Atkins tallied 82 quarterback pressures last season, far more than any other interior defensive lineman. That's over 5 pressures per game or, in other words, insane. In 2014, the Bengals were hard-pressed to generate pressure on opposing quarterbacks; most of that had to do with Atkins still recovering from injury.

Opposing offenses would have a much easier time running over the Bengals if Atkins were to go down with an injury, and the pass rush would be incredibly unreliable if he were to be sidelined.

1. Andy Dalton

Record with (since 2011): 50-25-1 (.664)

Record without (since 2011): 2-2* (.500)

*Counting the 2015 game against the Steelers as a game without Dalton, as he threw three passes and left the game with injury after the first drive

Dalton will have skeptics until the day he wins a Super Bowl, but the fact of the matter is that he's a franchise quarterback. His passer rating has improved on a year-to-year basis every year except for 2014, during which his top four receiving options all missed significant time.

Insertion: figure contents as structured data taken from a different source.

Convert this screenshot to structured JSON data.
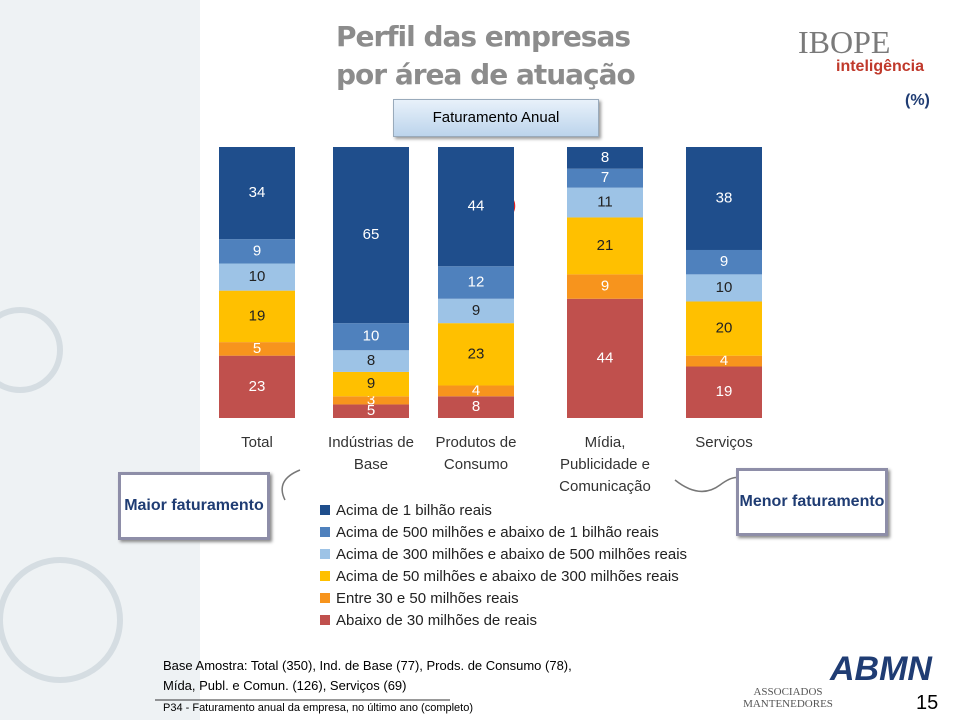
{
  "header": {
    "title_lines": [
      "Perfil das empresas",
      "por área de atuação"
    ],
    "subtitle": "Faturamento Anual",
    "unit": "(%)",
    "logo": "IBOPE",
    "logo_sub": "inteligência"
  },
  "chart_data": {
    "type": "stacked_bar",
    "categories": [
      "Total",
      "Indústrias de Base",
      "Produtos de Consumo",
      "Mídia, Publicidade e Comunicação",
      "Serviços"
    ],
    "ylim": [
      0,
      100
    ],
    "series": [
      {
        "name": "Acima de 1 bilhão reais",
        "color": "#1f4e8c",
        "values": [
          34,
          65,
          44,
          8,
          38
        ]
      },
      {
        "name": "Acima de 500 milhões e abaixo de 1 bilhão reais",
        "color": "#4f81bd",
        "values": [
          9,
          10,
          12,
          7,
          9
        ]
      },
      {
        "name": "Acima de 300 milhões e abaixo de 500 milhões reais",
        "color": "#9dc3e6",
        "values": [
          10,
          8,
          9,
          11,
          10
        ]
      },
      {
        "name": "Acima de 50 milhões e abaixo de 300 milhões reais",
        "color": "#ffc000",
        "values": [
          19,
          9,
          23,
          21,
          20
        ]
      },
      {
        "name": "Entre 30 e 50 milhões reais",
        "color": "#f7941d",
        "values": [
          5,
          3,
          4,
          9,
          4
        ]
      },
      {
        "name": "Abaixo de 30 milhões de reais",
        "color": "#c0504d",
        "values": [
          23,
          5,
          8,
          44,
          19
        ]
      }
    ]
  },
  "annotations": {
    "left": "Maior faturamento",
    "right": "Menor faturamento"
  },
  "footer": {
    "base": "Base Amostra: Total (350), Ind. de Base (77), Prods. de Consumo (78), Mída, Publ. e Comun. (126), Serviços (69)",
    "note": "P34 - Faturamento anual da empresa, no último ano (completo)",
    "page": "15",
    "assoc": "ASSOCIADOS MANTENEDORES",
    "abmn": "ABMN"
  }
}
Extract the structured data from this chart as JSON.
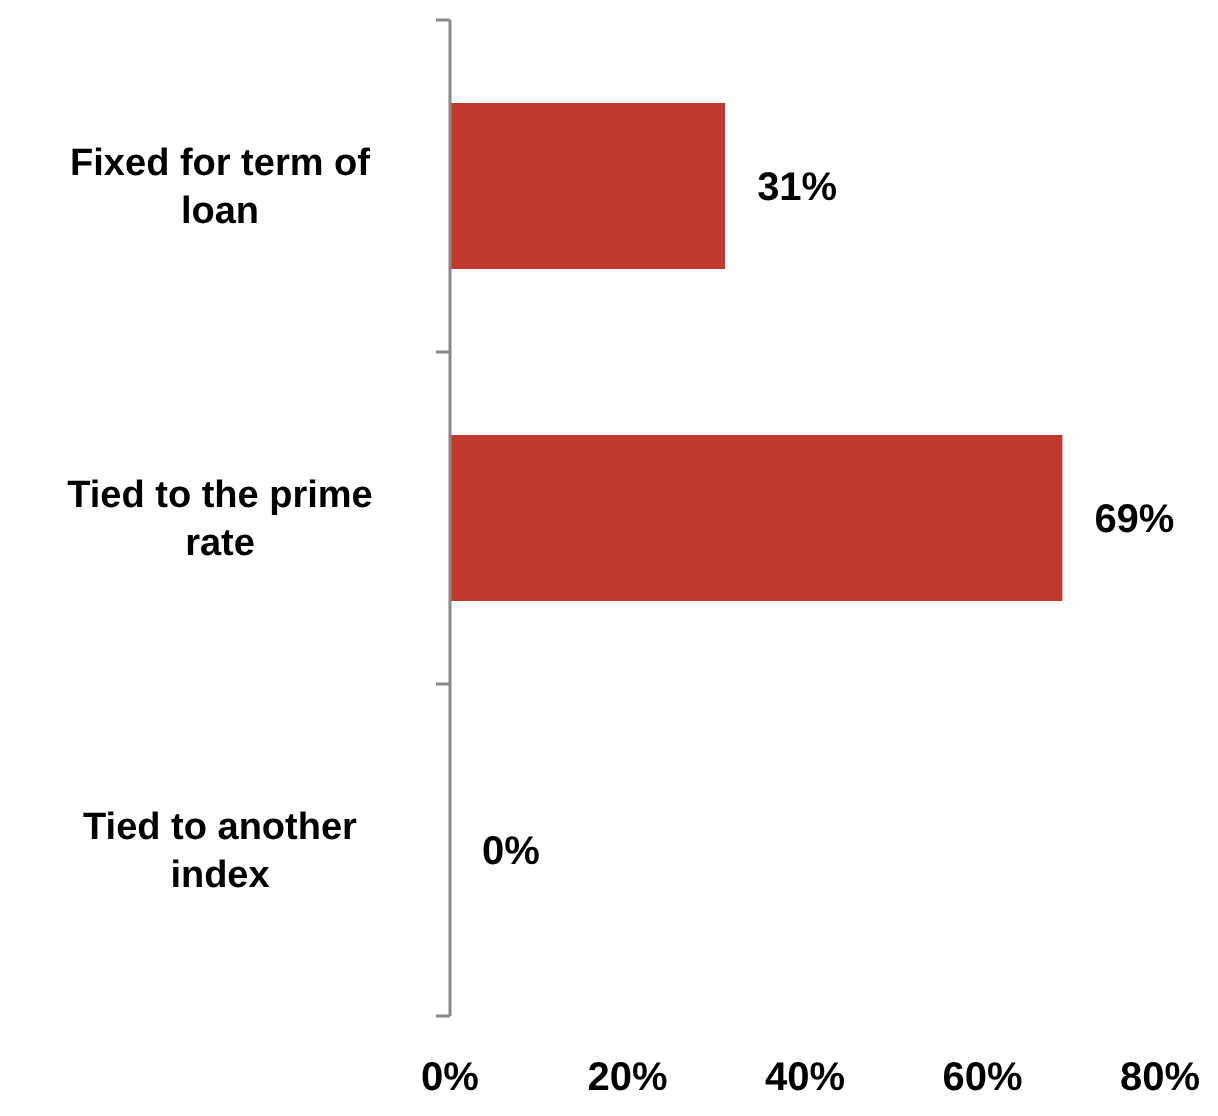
{
  "chart_data": {
    "type": "bar",
    "orientation": "horizontal",
    "categories": [
      "Fixed for term of loan",
      "Tied to the prime rate",
      "Tied to another index"
    ],
    "values": [
      31,
      69,
      0
    ],
    "color": "#c0392f",
    "value_labels": [
      "31%",
      "69%",
      "0%"
    ],
    "xlim": [
      0,
      80
    ],
    "xticks": [
      {
        "value": 0,
        "label": "0%"
      },
      {
        "value": 20,
        "label": "20%"
      },
      {
        "value": 40,
        "label": "40%"
      },
      {
        "value": 60,
        "label": "60%"
      },
      {
        "value": 80,
        "label": "80%"
      }
    ],
    "grid": false
  }
}
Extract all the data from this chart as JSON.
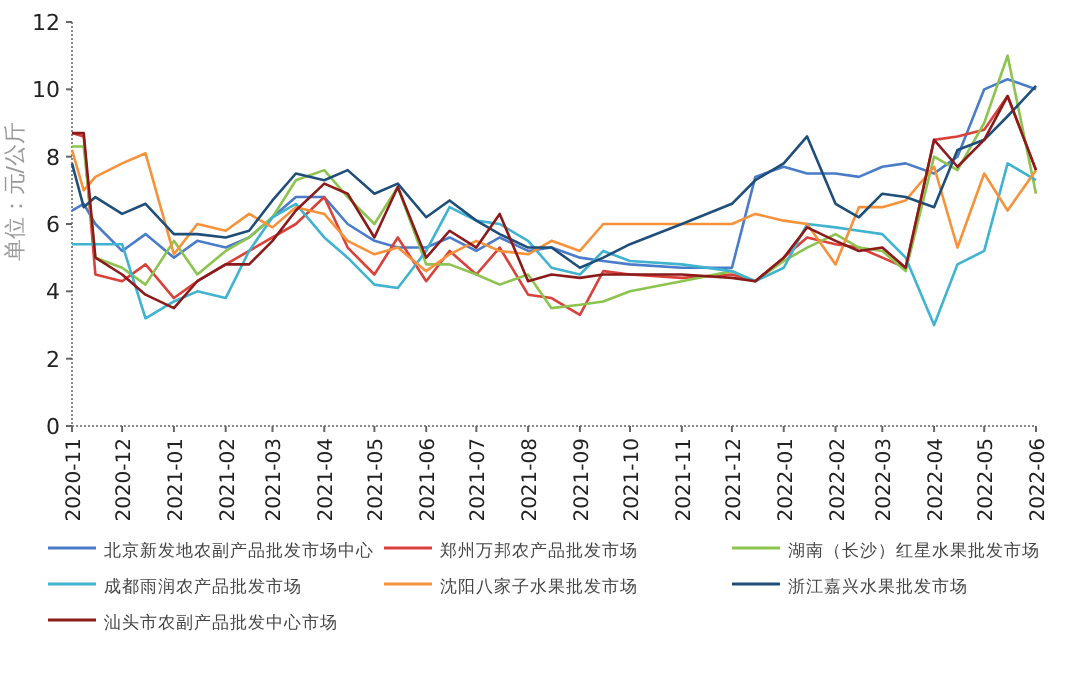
{
  "chart_data": {
    "type": "line",
    "ylabel": "单位：元/公斤",
    "x": [
      "2020-11-01",
      "2020-11-08",
      "2020-11-15",
      "2020-12-01",
      "2020-12-15",
      "2021-01-01",
      "2021-01-15",
      "2021-02-01",
      "2021-02-15",
      "2021-03-01",
      "2021-03-15",
      "2021-04-01",
      "2021-04-15",
      "2021-05-01",
      "2021-05-15",
      "2021-06-01",
      "2021-06-15",
      "2021-07-01",
      "2021-07-15",
      "2021-08-01",
      "2021-08-15",
      "2021-09-01",
      "2021-09-15",
      "2021-10-01",
      "2021-11-01",
      "2021-12-01",
      "2021-12-15",
      "2022-01-01",
      "2022-01-15",
      "2022-02-01",
      "2022-02-15",
      "2022-03-01",
      "2022-03-15",
      "2022-04-01",
      "2022-04-15",
      "2022-05-01",
      "2022-05-15",
      "2022-06-01"
    ],
    "series": [
      {
        "name": "北京新发地农副产品批发市场中心",
        "color": "#4a7cc9",
        "values": [
          6.4,
          6.6,
          6.0,
          5.2,
          5.7,
          5.0,
          5.5,
          5.3,
          5.6,
          6.2,
          6.8,
          6.8,
          6.0,
          5.5,
          5.3,
          5.3,
          5.6,
          5.2,
          5.6,
          5.2,
          5.3,
          5.0,
          4.9,
          4.8,
          4.7,
          4.7,
          7.4,
          7.7,
          7.5,
          7.5,
          7.4,
          7.7,
          7.8,
          7.5,
          8.0,
          10.0,
          10.3,
          10.0
        ]
      },
      {
        "name": "郑州万邦农产品批发市场",
        "color": "#d9413a",
        "values": [
          8.7,
          8.6,
          4.5,
          4.3,
          4.8,
          3.8,
          4.3,
          4.8,
          5.2,
          5.6,
          6.0,
          6.8,
          5.3,
          4.5,
          5.6,
          4.3,
          5.2,
          4.5,
          5.3,
          3.9,
          3.8,
          3.3,
          4.6,
          4.5,
          4.4,
          4.5,
          4.3,
          5.0,
          5.6,
          5.4,
          5.3,
          5.0,
          4.7,
          8.5,
          8.6,
          8.8,
          9.8,
          7.6
        ]
      },
      {
        "name": "湖南（长沙）红星水果批发市场",
        "color": "#8dc34f",
        "values": [
          8.3,
          8.3,
          5.0,
          4.7,
          4.2,
          5.5,
          4.5,
          5.2,
          5.6,
          6.2,
          7.3,
          7.6,
          6.8,
          6.0,
          7.1,
          4.8,
          4.8,
          4.5,
          4.2,
          4.5,
          3.5,
          3.6,
          3.7,
          4.0,
          4.3,
          4.6,
          4.3,
          4.9,
          5.3,
          5.7,
          5.3,
          5.2,
          4.6,
          8.0,
          7.6,
          9.0,
          11.0,
          6.9
        ]
      },
      {
        "name": "成都雨润农产品批发市场",
        "color": "#3fb3d0",
        "values": [
          5.4,
          5.4,
          5.4,
          5.4,
          3.2,
          3.7,
          4.0,
          3.8,
          5.2,
          6.2,
          6.6,
          5.6,
          5.0,
          4.2,
          4.1,
          5.2,
          6.5,
          6.1,
          6.0,
          5.5,
          4.7,
          4.5,
          5.2,
          4.9,
          4.8,
          4.6,
          4.3,
          4.7,
          6.0,
          5.9,
          5.8,
          5.7,
          5.0,
          3.0,
          4.8,
          5.2,
          7.8,
          7.3
        ]
      },
      {
        "name": "沈阳八家子水果批发市场",
        "color": "#f7923a",
        "values": [
          8.2,
          7.0,
          7.4,
          7.8,
          8.1,
          5.1,
          6.0,
          5.8,
          6.3,
          5.9,
          6.5,
          6.3,
          5.5,
          5.1,
          5.3,
          4.6,
          5.1,
          5.5,
          5.2,
          5.1,
          5.5,
          5.2,
          6.0,
          6.0,
          6.0,
          6.0,
          6.3,
          6.1,
          6.0,
          4.8,
          6.5,
          6.5,
          6.7,
          7.7,
          5.3,
          7.5,
          6.4,
          7.6
        ]
      },
      {
        "name": "浙江嘉兴水果批发市场",
        "color": "#1f4e79",
        "values": [
          7.8,
          6.5,
          6.8,
          6.3,
          6.6,
          5.7,
          5.7,
          5.6,
          5.8,
          6.7,
          7.5,
          7.3,
          7.6,
          6.9,
          7.2,
          6.2,
          6.7,
          6.1,
          5.7,
          5.3,
          5.3,
          4.7,
          5.0,
          5.4,
          6.0,
          6.6,
          7.3,
          7.8,
          8.6,
          6.6,
          6.2,
          6.9,
          6.8,
          6.5,
          8.2,
          8.5,
          9.2,
          10.1
        ]
      },
      {
        "name": "汕头市农副产品批发中心市场",
        "color": "#8b1a1a",
        "values": [
          8.7,
          8.7,
          5.0,
          4.5,
          3.9,
          3.5,
          4.3,
          4.8,
          4.8,
          5.5,
          6.4,
          7.2,
          6.9,
          5.6,
          7.1,
          5.0,
          5.8,
          5.3,
          6.3,
          4.3,
          4.5,
          4.4,
          4.5,
          4.5,
          4.5,
          4.4,
          4.3,
          5.0,
          5.9,
          5.5,
          5.2,
          5.3,
          4.7,
          8.5,
          7.7,
          8.5,
          9.8,
          7.6
        ]
      }
    ],
    "xlim": [
      "2020-11",
      "2022-06"
    ],
    "xticks": [
      "2020-11",
      "2020-12",
      "2021-01",
      "2021-02",
      "2021-03",
      "2021-04",
      "2021-05",
      "2021-06",
      "2021-07",
      "2021-08",
      "2021-09",
      "2021-10",
      "2021-11",
      "2021-12",
      "2022-01",
      "2022-02",
      "2022-03",
      "2022-04",
      "2022-05",
      "2022-06"
    ],
    "ylim": [
      0,
      12
    ],
    "yticks": [
      0,
      2,
      4,
      6,
      8,
      10,
      12
    ],
    "legend": "bottom"
  }
}
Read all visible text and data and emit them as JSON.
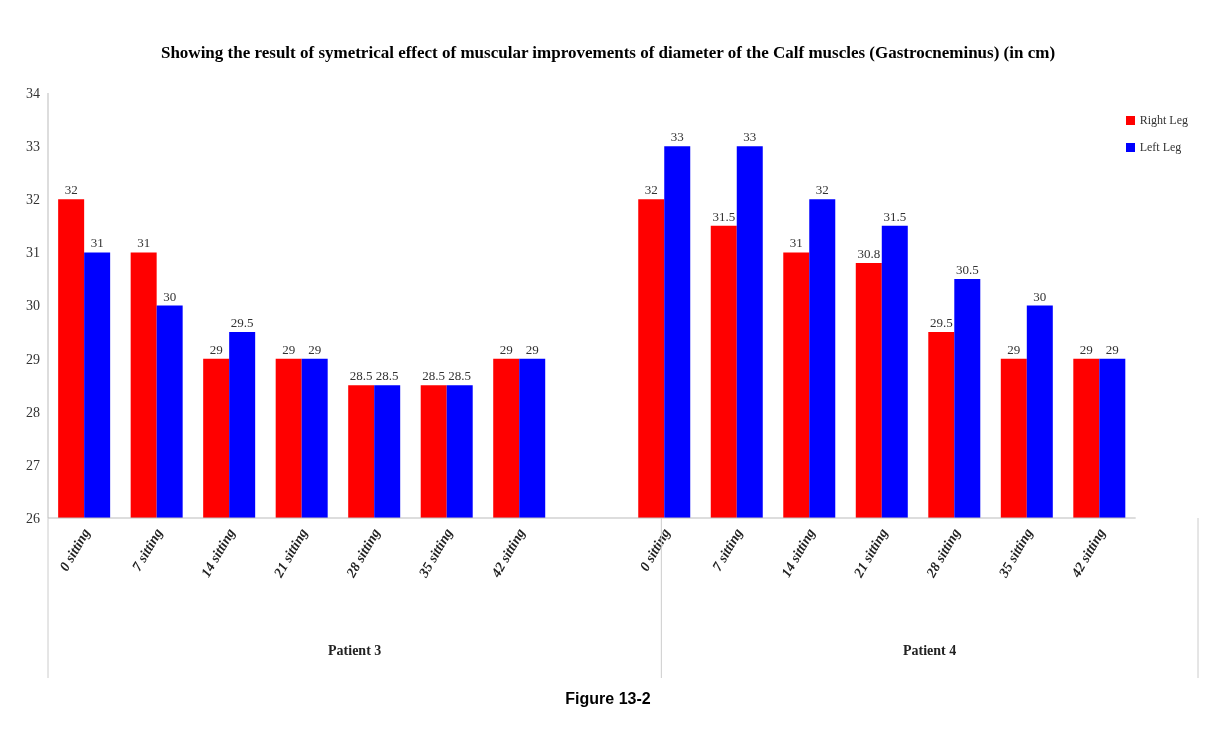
{
  "chart_data": {
    "type": "bar",
    "title": "Showing the result of  symetrical effect of muscular improvements of diameter of the Calf muscles (Gastrocneminus) (in cm)",
    "categories": [
      "0 sitting",
      "7 sitting",
      "14 sitting",
      "21 sitting",
      "28 sitting",
      "35 sitting",
      "42 sitting",
      null,
      "0 sitting",
      "7 sitting",
      "14 sitting",
      "21 sitting",
      "28 sitting",
      "35 sitting",
      "42 sitting"
    ],
    "series": [
      {
        "name": "Right Leg",
        "color": "#ff0000",
        "values": [
          32,
          31,
          29,
          29,
          28.5,
          28.5,
          29,
          null,
          32,
          31.5,
          31,
          30.8,
          29.5,
          29,
          29
        ]
      },
      {
        "name": "Left Leg",
        "color": "#0000ff",
        "values": [
          31,
          30,
          29.5,
          29,
          28.5,
          28.5,
          29,
          null,
          33,
          33,
          32,
          31.5,
          30.5,
          30,
          29
        ]
      }
    ],
    "ylim": [
      26,
      34
    ],
    "yticks": [
      26,
      27,
      28,
      29,
      30,
      31,
      32,
      33,
      34
    ],
    "legend": "top right",
    "data_labels": true,
    "annotations": [
      "Patient 3",
      "Patient 4",
      "Figure 13-2"
    ]
  }
}
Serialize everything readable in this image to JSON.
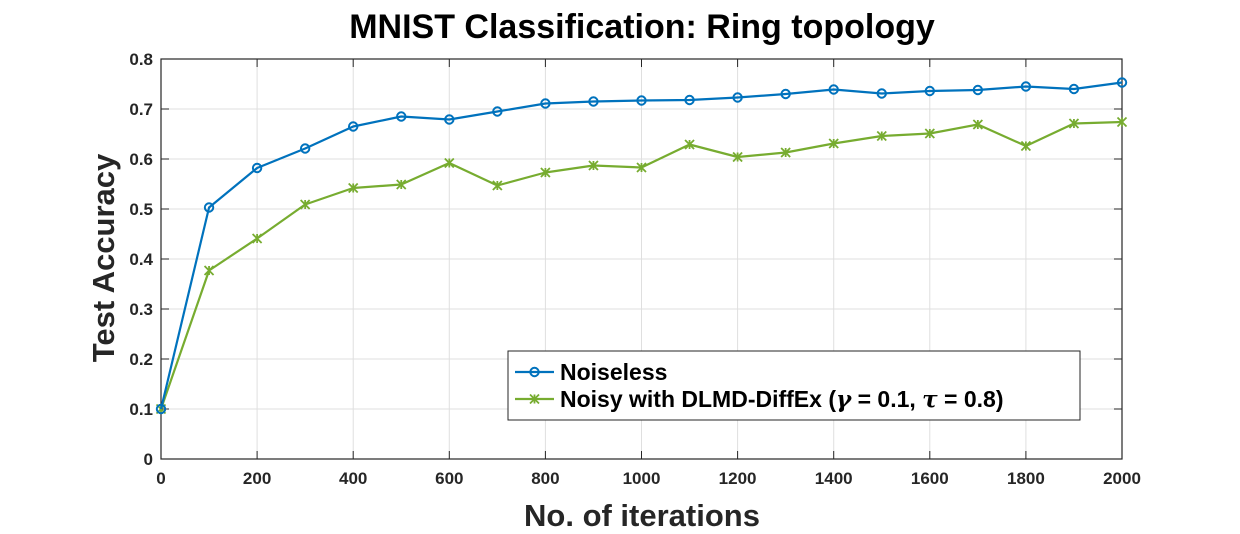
{
  "chart_data": {
    "type": "line",
    "title": "MNIST Classification: Ring topology",
    "xlabel": "No. of iterations",
    "ylabel": "Test Accuracy",
    "xlim": [
      0,
      2000
    ],
    "ylim": [
      0,
      0.8
    ],
    "xticks": [
      "0",
      "200",
      "400",
      "600",
      "800",
      "1000",
      "1200",
      "1400",
      "1600",
      "1800",
      "2000"
    ],
    "yticks": [
      "0",
      "0.1",
      "0.2",
      "0.3",
      "0.4",
      "0.5",
      "0.6",
      "0.7",
      "0.8"
    ],
    "grid": true,
    "legend_position": "bottom-right",
    "x": [
      0,
      100,
      200,
      300,
      400,
      500,
      600,
      700,
      800,
      900,
      1000,
      1100,
      1200,
      1300,
      1400,
      1500,
      1600,
      1700,
      1800,
      1900,
      2000
    ],
    "series": [
      {
        "name": "Noiseless",
        "color": "#0072bd",
        "marker": "circle",
        "values": [
          0.1,
          0.503,
          0.582,
          0.621,
          0.665,
          0.685,
          0.679,
          0.695,
          0.711,
          0.715,
          0.717,
          0.718,
          0.723,
          0.73,
          0.739,
          0.731,
          0.736,
          0.738,
          0.745,
          0.74,
          0.753
        ]
      },
      {
        "name": "Noisy with DLMD-DiffEx (γ = 0.1, τ = 0.8)",
        "color": "#77ac30",
        "marker": "x-star",
        "values": [
          0.1,
          0.377,
          0.441,
          0.509,
          0.542,
          0.549,
          0.592,
          0.547,
          0.573,
          0.587,
          0.583,
          0.629,
          0.604,
          0.613,
          0.631,
          0.646,
          0.651,
          0.669,
          0.626,
          0.671,
          0.674
        ]
      }
    ]
  }
}
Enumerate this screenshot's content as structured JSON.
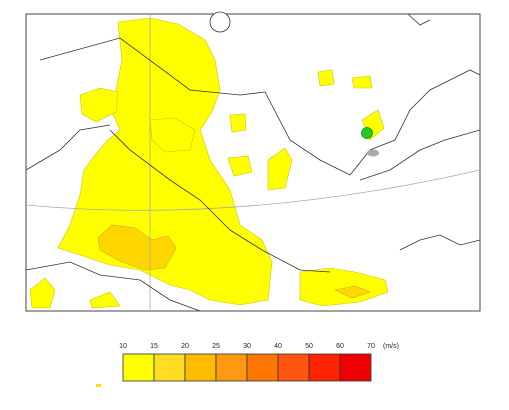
{
  "legend": {
    "ticks": [
      10,
      15,
      20,
      25,
      30,
      40,
      50,
      60,
      70
    ],
    "unit": "(m/s)",
    "colors": [
      "#ffff00",
      "#ffdd22",
      "#ffbb00",
      "#ff9911",
      "#ff7700",
      "#ff5511",
      "#ff2200",
      "#ee0000"
    ]
  }
}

What often goes unspoken in regards to Dalton's 2014 season is that Kevin Zeitler and Andre Smith also missed 11 combined games, pushing Marshall Newhouse and Mike Pollak into the starting lineup. Additionally, Dalton had to deal with a new offensive coordinator and a rookie center, as well as a lack of chemistry with the receivers who were on the field in relief of injured players.

Prior to 2015, many Bengal fans actually believed AJ McCarron was better than Dalton, until Dalton put on a clinic in 2015 and proved his skeptics wrong in an MVP-caliber season before a thumb injury derailed it.

Dalton's doubters haven't remained quiet, citing Cincinnati's brutal Wild Card loss under McCarron as a reason why the backup quarterback is better than Dalton. But it's worth noting that according to Pro Football Reference's expected points formula, the offense's playoff performance under McCarron was worse than three of four of the playoff offenses led by Dalton (2012 being the exception).

It's also worth noting that the Bengals' 2015 playoff defense was the only defensive unit that graded positively in terms of expected points. In other words, Dalton has never had defensive support in the playoffs--the Bengals defense gave up 26 or more points in three  of Dalton's four playoff appearances (2012 again being the exception).

Dalton is the most indispensable player on the Bengals. He has become the leader of his team and has defied expectations by breaking through his perceived ceiling. Still in his prime, I expect Dalton to continue to show signs of progression in 2016 and beyond.

**All win/loss totals do not include playoff games.